Her father saw this as mere sentimentality, until his daughter opened
his eyes. "If you see someone in the fullness of their humanity," she
wrote him, "you see how they are acting out their own confusion and
suffering. This does not justify hurtful or evil acts. It doesn't
even always inspire forgiveness. But if you see someone this way, you
respond more in sadness than in anger. And that is simply a more
excellent state of being." She persuaded her father to moderate his
views on crime and punishment, and take a new look at the underclass:
"When I see a homeless person destitute on the street, " he writes,
"I think of Sarah, and my heart opens. If there is a criminal shut
behind bars, I force myself to remember her compassion, and a sadness
shades my anger. If there is a child languishing in need, I think of
my daughter . . . ."
Sarah learned from her father, too. Chastened by his experience with
Marxism, she remained wary of ideology, and actually wrote a story
lamenting "the Left's silence" about Communist atrocities. She was a
liberal, but not a party-liner: She opposed the death penalty because
it damages a nation's soul, not because she believed the condemned
were necessarily innocent. Toward the end of her life, Sarah became
more spiritual, reconnecting with her Jewish heritage and the people
of Israel. This, too, strengthened her integrity. As one of her
friends told her father:
She was for peace and justice but knew when things were not right in
the positions and behaviors of the Left. A lot of that had to do
with what she learned from you . . . about philosophies that were
all-encompassing and positions that didn't make sense. The older
we got it became clearer and clearer that the Left was not our friend
a lot of the time, particularly on Israel.

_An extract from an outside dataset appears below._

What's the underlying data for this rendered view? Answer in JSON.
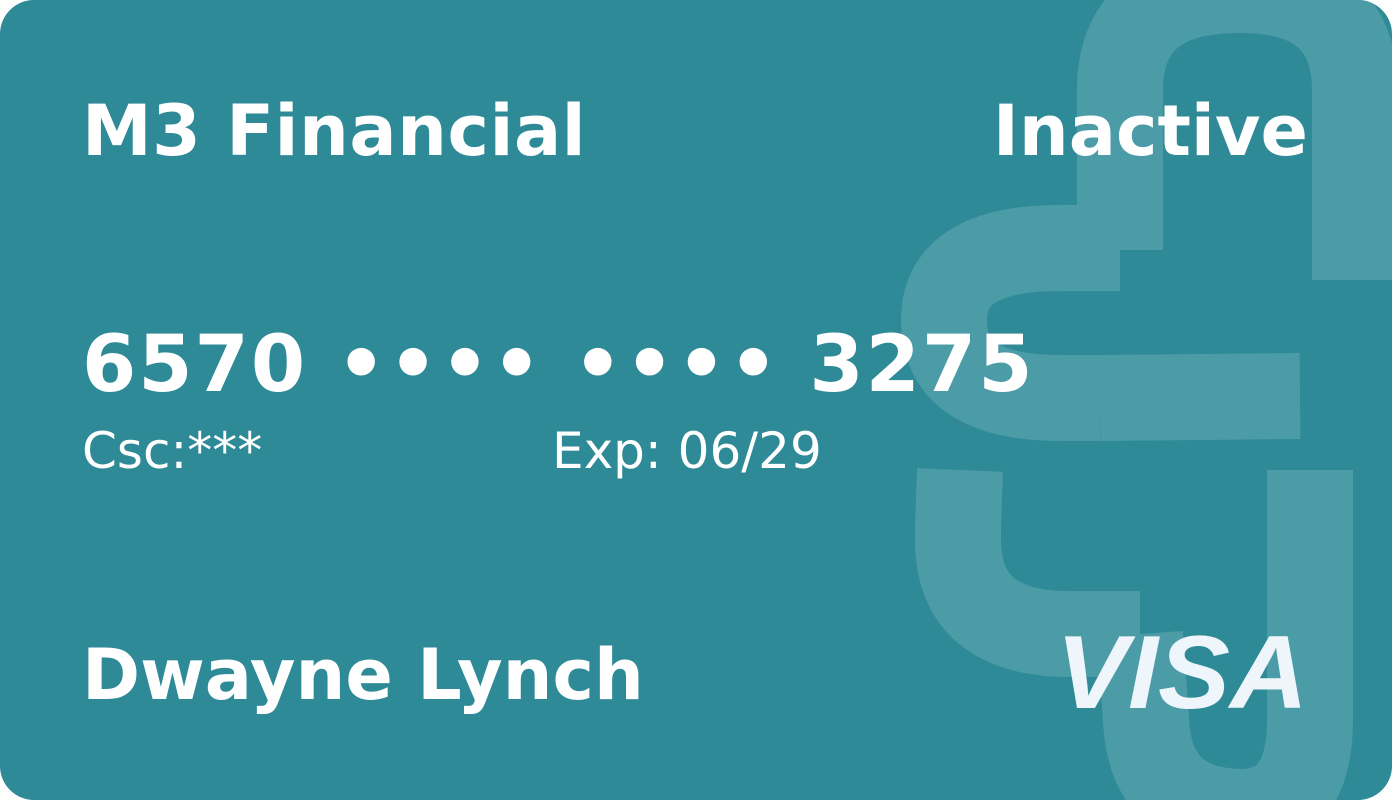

What united father and daughter most was their passion for justice.
"Many of our discussions revolved around the Jewish concept of a
tikkun olam, which means a 'repair of the world,'" writes Horowitz.
Though he pursued that goal from the Right, and Sarah from the Left,
the issues that divided them actually became points of contact: "She
was curious about my history, and I was eager to hear her opinions
and answer her questions. Pursuing these ends, we were able to open
lines of communication that our tangled family narratives had
previously blocked."
The day before she died, Sarah gave an interview to an online journal
about death and dying. She spoke about the recent loss of her aunt,
the pain she experienced, and the wise counsel of her rabbi: "Pay
attention to the ways in which your relationship continues."
That, in essence, is what Horowitz tries to do here, as he expresses
his own grief. Replaying times he may have slighted his daughter, he
pointedly questions himself. A "cracking of the heart" refers to that
moment, reflecting the holiest days of the Jewish calendar, when he
began a personal process of atonement, which continues to this day:
The reflections of a mourner are a relentless accounting, and there
is no bottom line. What words of hers did I fail to understand
when she was still there to explain them to me? What did I miss that
her eyes were telling me when she fell into her silences? Losing
her is too hard, and there is no way to end it.
Horowitz is hard on himself in this book, undoubtedly too hard,
expressing the anguish of a father who wishes he could have done
more, and given more, to a selfless daughter. But he should take
heart. If it is true that the apple does not fall far from the tree,
then Sarah's inspiring life was not an accident, and her father
deserves much credit for raising such a wonderful child.
By telling her story, combined with his own, Horowitz reminds us how
love can always conquer politics; and how a love that unites can take
us, as Sarah might say, to a "more excellent" place.